The Monetary Board, the policy-making body of the Bangko Sentral ng Pilipinas, on Thursday retained the overnight borrowing rate at a record low of 2 percent to continue supporting economic recovery amid the pandemic.
It was the eighth straight monetary policy meeting where the policy rate was kept at 2 percent since Nov. 19, 2020.
Bangko Sentral Governor Benjamin Diokno, who is also the board chairman, said in an online briefing following the board meeting the MB also retained the interest rates on the overnight deposit and lending facilities at 1.5 percent and 2.5 percent, respectively.
“Latest baseline forecasts are broadly unchanged from the previous assessment round. Average inflation is seen to slightly exceed the upper end of the target band of 2 to 4 percent in 2021,” Diokno said.
“Meanwhile, inflation is projected to settle close to the midpoint of the target range in 2022 and 2023, as the recent rise in global crude oil prices, the stronger recovery in domestic economic activity and the slight depreciation of the peso were mostly offset by the lower-than-expected inflation outturns in recent months. Inflation expectations have also remained firmly anchored to the baseline projection path,” he said.
He said the risks to the inflation outlook shifted towards the upside for 2022 even as they remained broadly balanced for 2023. Upside risks are mainly linked to the potential impact of weather disturbances on the prices of key food items, petitions for transport fare hikes and the possibility of a prolonged recovery of domestic pork supply.

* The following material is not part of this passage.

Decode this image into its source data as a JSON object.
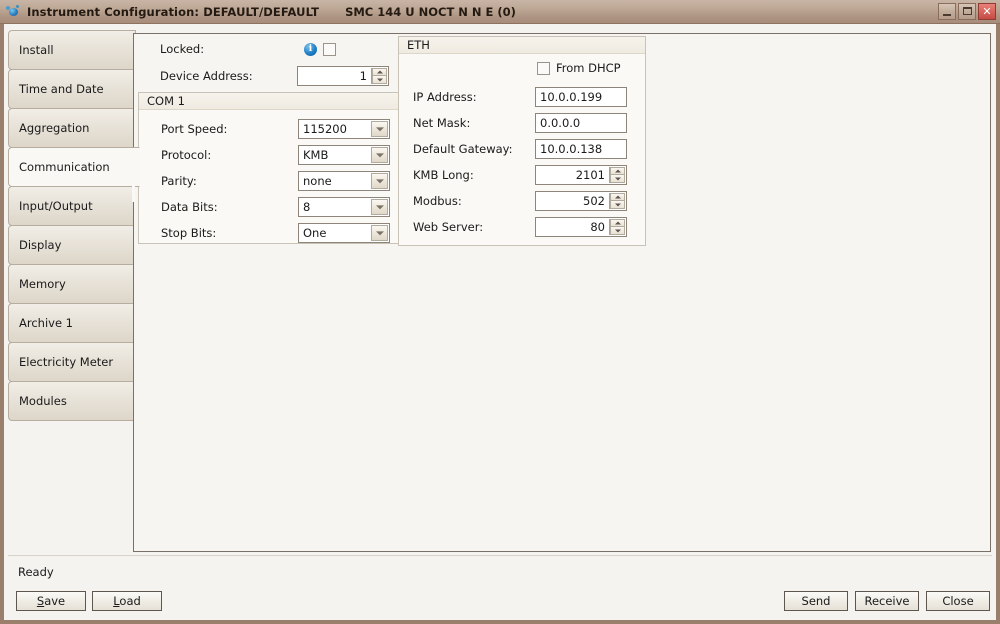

He said the strong global demand amid persistent supply-chain bottlenecks could also exert further upward pressures on international commodity prices. The uncertainties in food supply require determined reforms to improve farm productivity and competitiveness, he said.
“Meanwhile, potential delays in the lifting of domestic containment measures, as well as the emergence of more virulent COVID-19 variants, could dampen prospects for both global and domestic demand and thus temper inflationary pressures,” he said.
The Monetary Board also observed that economic growth appeared to be gaining solid traction, driven by improved mobility and sentiment amid the calibrated relaxation of quarantine protocols and continued progress in the government’s vaccination program.
“The Monetary Board noted that sustained measures to safeguard public health and welfare remain crucial to facilitate the recovery in investment and employment,” he said.
Diokno said the sum of new data suggested that there remained scope to hold monetary policy settings steady amid a manageable inflation environment. “The Monetary Board maintains that keeping a patient hand on the BSP’s policy levers, along with appropriate fiscal and health interventions, will keep the economic recovery more sustainable over the next few quarters,” he said.
Diokno said the BSP would continue to prioritize providing policy support for the economy while keeping an eye on the potential risks to future inflation. He said the BSP was ready to respond to potential second-round effects arising from supply-side pressures, in line with its price and financial stability objectives.
Deputy Governor Francisco Dakila said in the same briefing the board reduced the inflation forecast this year to 4.3 percent from 4.4 percent in the previous meeting, taking into account the lower inflation rate in September and October 2021. For 2022 and 2023, the inflation forecasts were unchanged at 3.3 percent and 3.2 percent, respectively.
Michael Ricafort, chief economist of Rizal Commercial Banking Corp., said the continuation of accommodative monetary policy is a major pillar for the economic recovery program from COVID-19 because it helps in keeping short-term borrowing/financing costs relatively lower that spurs greater demand for loans. This, in turn, helps in stimulating more investments as well as job creations.
Ricafort said any rate hike by the US Federal Reserve, especially starting 2022, “could lead to further normalization of monetary policy, which could lead to corresponding rate hikes by other central banks around the world that usually follow any Fed rate hikes to also maintain healthy interest rate differentials and better manage the economic recovery that could be fundamentally be accompanied by some pickup in demand and in inflation as well.”
Inflation eased to 4.6 percent in October on lower annual increases in food prices.
Dakila said the board also took into consideration the GDP growth of 7.1 percent in the third quarter, which was a significant turnaround from the 11.6-percent decline a year ago that was pulled down by the devastating impact of the COVID-19 pandemic.
“There are prospects that inflation will go back to the target [range of 2 to 4 percent] as early as November 2021, barring any unforeseen shocks from oil prices, for example,” he said.
Dakila said inflation could further ease to below the midpoint of the target range in the first quarter of 2022 o base effects and this would come at a time that there is moderation in global oil prices.
“This path is a validation of Monetary Board’s assessment that inflation is driven by supply side factors and best addressed by non-monetary measures,” Dakila said.